Nissan and Porsche are poised to have Pro class entries in the Total 24 Hours of Spa, despite not having cars in the top category for the full season of the Blancpain GT Series, thanks to a caveat in the Intercontinental GT Challenge rulebook.
Both manufacturers are not eligible to enter its cars in the Pro Cup for the Belgian endurance classic, under Blancpain GT rules, as at least two cars must be entered for the full season, and one of them being in the Pro class.
Nissan has two GT-R NISMO GT3s in the Endurance Cup with RJN Motorsport, but is no longer competing in the Sprint Cup this season.

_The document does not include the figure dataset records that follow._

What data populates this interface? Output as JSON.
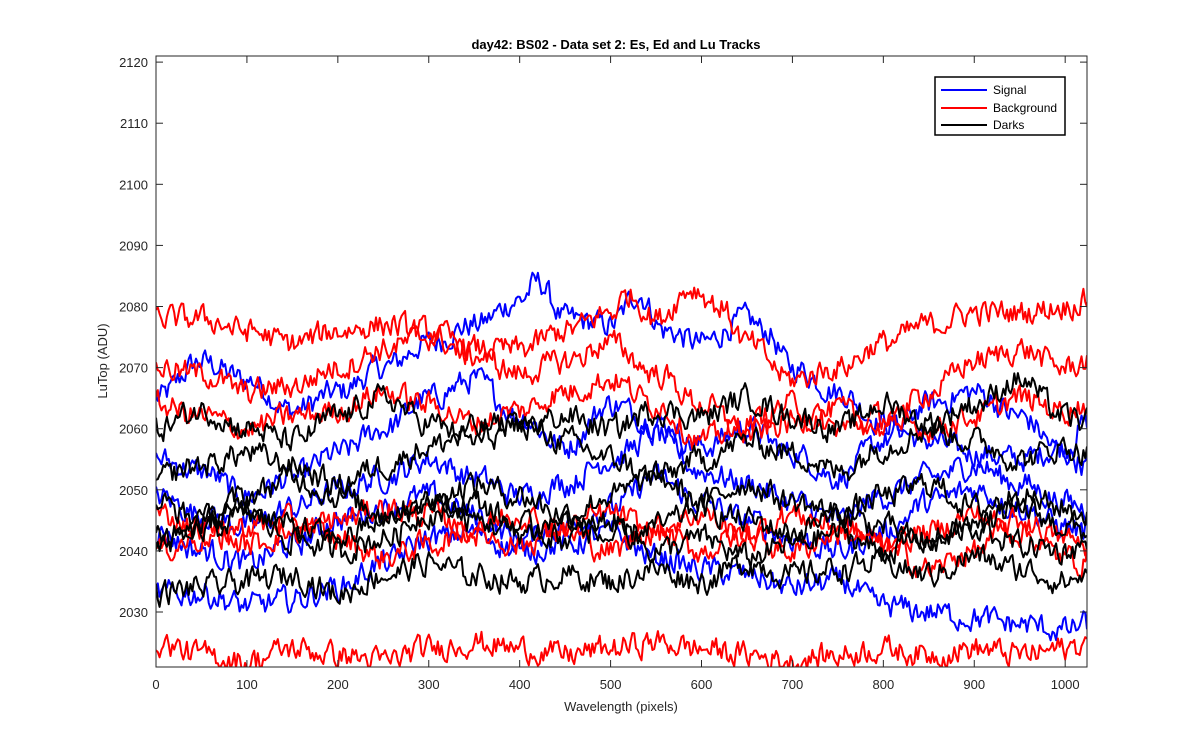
{
  "chart_data": {
    "type": "line",
    "title": "day42: BS02 - Data set 2: Es, Ed and Lu Tracks",
    "xlabel": "Wavelength (pixels)",
    "ylabel": "LuTop (ADU)",
    "xlim": [
      0,
      1024
    ],
    "ylim": [
      2021,
      2121
    ],
    "x_ticks": [
      0,
      100,
      200,
      300,
      400,
      500,
      600,
      700,
      800,
      900,
      1000
    ],
    "y_ticks": [
      2030,
      2040,
      2050,
      2060,
      2070,
      2080,
      2090,
      2100,
      2110,
      2120
    ],
    "grid": false,
    "legend_position": "top-right",
    "legend": [
      {
        "name": "Signal",
        "color": "#0000ff"
      },
      {
        "name": "Background",
        "color": "#ff0000"
      },
      {
        "name": "Darks",
        "color": "#000000"
      }
    ],
    "noise_amplitude": 1.3,
    "series": [
      {
        "group": "Signal",
        "color": "#0000ff",
        "x": [
          0,
          50,
          100,
          150,
          200,
          250,
          300,
          350,
          400,
          420,
          450,
          500,
          530,
          560,
          600,
          650,
          670,
          700,
          750,
          800,
          850,
          900,
          950,
          1000,
          1024
        ],
        "values": [
          2065,
          2071,
          2068,
          2063,
          2066,
          2070,
          2074,
          2077,
          2081,
          2084,
          2078,
          2077,
          2082,
          2076,
          2074,
          2078,
          2076,
          2070,
          2066,
          2061,
          2058,
          2056,
          2055,
          2057,
          2061
        ]
      },
      {
        "group": "Signal",
        "color": "#0000ff",
        "x": [
          0,
          50,
          100,
          150,
          200,
          250,
          300,
          350,
          400,
          450,
          500,
          550,
          600,
          650,
          700,
          750,
          800,
          850,
          900,
          950,
          1000,
          1024
        ],
        "values": [
          2055,
          2053,
          2049,
          2052,
          2056,
          2060,
          2065,
          2068,
          2062,
          2057,
          2064,
          2061,
          2057,
          2060,
          2056,
          2052,
          2058,
          2064,
          2066,
          2062,
          2056,
          2054
        ]
      },
      {
        "group": "Signal",
        "color": "#0000ff",
        "x": [
          0,
          50,
          100,
          150,
          200,
          250,
          300,
          350,
          400,
          450,
          500,
          550,
          600,
          650,
          700,
          750,
          800,
          850,
          900,
          950,
          1000,
          1024
        ],
        "values": [
          2049,
          2046,
          2044,
          2047,
          2050,
          2052,
          2055,
          2052,
          2049,
          2051,
          2055,
          2059,
          2053,
          2051,
          2048,
          2045,
          2049,
          2052,
          2054,
          2051,
          2048,
          2047
        ]
      },
      {
        "group": "Signal",
        "color": "#0000ff",
        "x": [
          0,
          50,
          100,
          150,
          200,
          250,
          300,
          350,
          400,
          450,
          500,
          550,
          600,
          650,
          700,
          750,
          800,
          850,
          900,
          950,
          1000,
          1024
        ],
        "values": [
          2043,
          2040,
          2038,
          2041,
          2045,
          2047,
          2049,
          2046,
          2042,
          2044,
          2047,
          2052,
          2048,
          2045,
          2042,
          2040,
          2043,
          2048,
          2050,
          2047,
          2044,
          2043
        ]
      },
      {
        "group": "Signal",
        "color": "#0000ff",
        "x": [
          0,
          50,
          100,
          150,
          200,
          250,
          300,
          350,
          400,
          450,
          500,
          550,
          600,
          650,
          700,
          750,
          800,
          850,
          900,
          950,
          1000,
          1024
        ],
        "values": [
          2033,
          2033,
          2031,
          2032,
          2034,
          2038,
          2042,
          2043,
          2040,
          2041,
          2043,
          2039,
          2037,
          2036,
          2034,
          2035,
          2031,
          2030,
          2029,
          2028,
          2027,
          2028
        ]
      },
      {
        "group": "Background",
        "color": "#ff0000",
        "x": [
          0,
          50,
          100,
          150,
          200,
          250,
          300,
          350,
          400,
          450,
          500,
          520,
          550,
          590,
          620,
          650,
          700,
          750,
          800,
          850,
          900,
          950,
          1000,
          1024
        ],
        "values": [
          2078,
          2078,
          2076,
          2074,
          2076,
          2077,
          2076,
          2073,
          2073,
          2076,
          2079,
          2082,
          2078,
          2083,
          2080,
          2074,
          2068,
          2070,
          2074,
          2077,
          2079,
          2079,
          2080,
          2081
        ]
      },
      {
        "group": "Background",
        "color": "#ff0000",
        "x": [
          0,
          50,
          100,
          150,
          200,
          250,
          300,
          350,
          400,
          450,
          500,
          550,
          600,
          650,
          700,
          750,
          800,
          850,
          900,
          950,
          1000,
          1024
        ],
        "values": [
          2070,
          2069,
          2066,
          2067,
          2070,
          2073,
          2075,
          2072,
          2069,
          2071,
          2074,
          2069,
          2064,
          2059,
          2061,
          2063,
          2060,
          2066,
          2071,
          2073,
          2070,
          2071
        ]
      },
      {
        "group": "Background",
        "color": "#ff0000",
        "x": [
          0,
          50,
          100,
          150,
          200,
          250,
          300,
          350,
          400,
          450,
          500,
          550,
          600,
          650,
          700,
          750,
          800,
          850,
          900,
          950,
          1000,
          1024
        ],
        "values": [
          2064,
          2062,
          2060,
          2062,
          2063,
          2066,
          2064,
          2061,
          2063,
          2066,
          2068,
          2064,
          2058,
          2061,
          2064,
          2060,
          2062,
          2060,
          2062,
          2065,
          2063,
          2064
        ]
      },
      {
        "group": "Background",
        "color": "#ff0000",
        "x": [
          0,
          50,
          100,
          150,
          200,
          250,
          300,
          350,
          400,
          450,
          500,
          550,
          600,
          650,
          700,
          750,
          800,
          850,
          900,
          950,
          1000,
          1024
        ],
        "values": [
          2040,
          2042,
          2044,
          2045,
          2042,
          2039,
          2041,
          2044,
          2046,
          2043,
          2040,
          2044,
          2046,
          2042,
          2040,
          2043,
          2041,
          2037,
          2040,
          2045,
          2042,
          2041
        ]
      },
      {
        "group": "Background",
        "color": "#ff0000",
        "x": [
          0,
          50,
          100,
          150,
          200,
          250,
          300,
          350,
          400,
          450,
          500,
          550,
          600,
          650,
          700,
          750,
          800,
          850,
          900,
          950,
          1000,
          1024
        ],
        "values": [
          2046,
          2044,
          2041,
          2043,
          2045,
          2047,
          2046,
          2043,
          2041,
          2044,
          2046,
          2043,
          2040,
          2043,
          2046,
          2044,
          2041,
          2043,
          2046,
          2043,
          2039,
          2038
        ]
      },
      {
        "group": "Background",
        "color": "#ff0000",
        "x": [
          0,
          50,
          100,
          150,
          200,
          250,
          300,
          350,
          400,
          450,
          500,
          550,
          600,
          650,
          700,
          750,
          800,
          850,
          900,
          950,
          1000,
          1024
        ],
        "values": [
          2025,
          2023,
          2022,
          2024,
          2023,
          2022,
          2024,
          2025,
          2024,
          2023,
          2024,
          2025,
          2024,
          2023,
          2022,
          2023,
          2024,
          2023,
          2024,
          2023,
          2024,
          2025
        ]
      },
      {
        "group": "Darks",
        "color": "#000000",
        "x": [
          0,
          50,
          100,
          150,
          200,
          250,
          300,
          350,
          400,
          450,
          500,
          550,
          600,
          650,
          700,
          750,
          800,
          850,
          900,
          950,
          1000,
          1024
        ],
        "values": [
          2060,
          2063,
          2060,
          2058,
          2062,
          2065,
          2061,
          2058,
          2060,
          2062,
          2060,
          2063,
          2062,
          2065,
          2062,
          2060,
          2064,
          2061,
          2064,
          2068,
          2062,
          2061
        ]
      },
      {
        "group": "Darks",
        "color": "#000000",
        "x": [
          0,
          50,
          100,
          150,
          200,
          250,
          300,
          350,
          400,
          450,
          500,
          550,
          600,
          650,
          700,
          750,
          800,
          850,
          900,
          950,
          1000,
          1024
        ],
        "values": [
          2052,
          2054,
          2056,
          2054,
          2051,
          2054,
          2057,
          2060,
          2061,
          2058,
          2055,
          2052,
          2055,
          2058,
          2056,
          2053,
          2057,
          2060,
          2058,
          2055,
          2057,
          2056
        ]
      },
      {
        "group": "Darks",
        "color": "#000000",
        "x": [
          0,
          50,
          100,
          150,
          200,
          250,
          300,
          350,
          400,
          450,
          500,
          550,
          600,
          650,
          700,
          750,
          800,
          850,
          900,
          950,
          1000,
          1024
        ],
        "values": [
          2048,
          2045,
          2049,
          2052,
          2049,
          2046,
          2048,
          2051,
          2049,
          2046,
          2049,
          2052,
          2048,
          2051,
          2048,
          2046,
          2049,
          2051,
          2047,
          2049,
          2047,
          2046
        ]
      },
      {
        "group": "Darks",
        "color": "#000000",
        "x": [
          0,
          50,
          100,
          150,
          200,
          250,
          300,
          350,
          400,
          450,
          500,
          550,
          600,
          650,
          700,
          750,
          800,
          850,
          900,
          950,
          1000,
          1024
        ],
        "values": [
          2042,
          2045,
          2047,
          2044,
          2042,
          2045,
          2048,
          2045,
          2043,
          2045,
          2042,
          2044,
          2047,
          2045,
          2043,
          2046,
          2044,
          2041,
          2044,
          2047,
          2044,
          2043
        ]
      },
      {
        "group": "Darks",
        "color": "#000000",
        "x": [
          0,
          50,
          100,
          150,
          200,
          250,
          300,
          350,
          400,
          450,
          500,
          550,
          600,
          650,
          700,
          750,
          800,
          850,
          900,
          950,
          1000,
          1024
        ],
        "values": [
          2041,
          2043,
          2046,
          2042,
          2040,
          2042,
          2046,
          2048,
          2044,
          2042,
          2045,
          2040,
          2042,
          2039,
          2041,
          2043,
          2040,
          2042,
          2044,
          2041,
          2040,
          2041
        ]
      },
      {
        "group": "Darks",
        "color": "#000000",
        "x": [
          0,
          50,
          100,
          150,
          200,
          250,
          300,
          350,
          400,
          450,
          500,
          550,
          600,
          650,
          700,
          750,
          800,
          850,
          900,
          950,
          1000,
          1024
        ],
        "values": [
          2033,
          2034,
          2035,
          2036,
          2033,
          2036,
          2038,
          2036,
          2035,
          2036,
          2035,
          2037,
          2035,
          2038,
          2036,
          2037,
          2038,
          2036,
          2039,
          2037,
          2035,
          2036
        ]
      }
    ]
  }
}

RJN boss Bob Neville told Sportscar365 that he was confident Nissan would have its two Pro Cup entries at Spa, but declined any further comment.
Porsche, meanwhile, has no cars in the Sprint Cup and even lacks a Pro entry in the Endurance Cup, with only the Pro-Am class Herberth Motorsport and Roock Racing confirmed entires so far.
Stéphane Ratel told Sportscar365 the only way around this rule is to enter two cars in the full IGTC season, which expands to a four-race calendar this year.
“Basically, we need to have a written commitment from the manufacturer saying, ‘Yes, we’ll do [IGTC]’,” Ratel told Sportscar365.
“[Nissan] was at Bathurst and are committed to come to other [IGTC] rounds. They would have to do the whole Blancpain GT or whole Intercontinental.”
Even though Porsche hasn’t confirmed plans of entering Spa, speculation has mounted that the German manufacturer is preparing a two-car Pro Cup effort, to be run by Manthey Racing.
Head of Porsche Motorsport Dr. Frank-Steffen Walliser said that a full IGTC program had been under evaluation, especially in regards to a factory supported program at Spa.
“If Porsche wants to come [to Spa] in Pro, I’ll need to receive a message from them saying they’re coming to Sepang, which they did last year, and Laguna Seca, which I very much think they will,” Ratel said.
“I think for Porsche it can happen. If they don’t come [to Sepang] with Manthey they can support Craft and be there. I don’t see it a big problem.”
The SRO boss explained that the full-season mandate has been put into place to protect Blancpain GT’s crown jewel event from turning into an arms race between factory teams.
“We’re very careful in the customer sport nature of GT3,” Ratel said. “There are new manufacturers coming into GT3 that don’t have the customer sport philosophy yet.
“We want to protect the crown jewel. I wouldn’t want it to be won by a manufacturer just popping in.
“Even if I don’t see an immediate risk, I think it needs to be a structure where you need to do a series and have a real customer program.”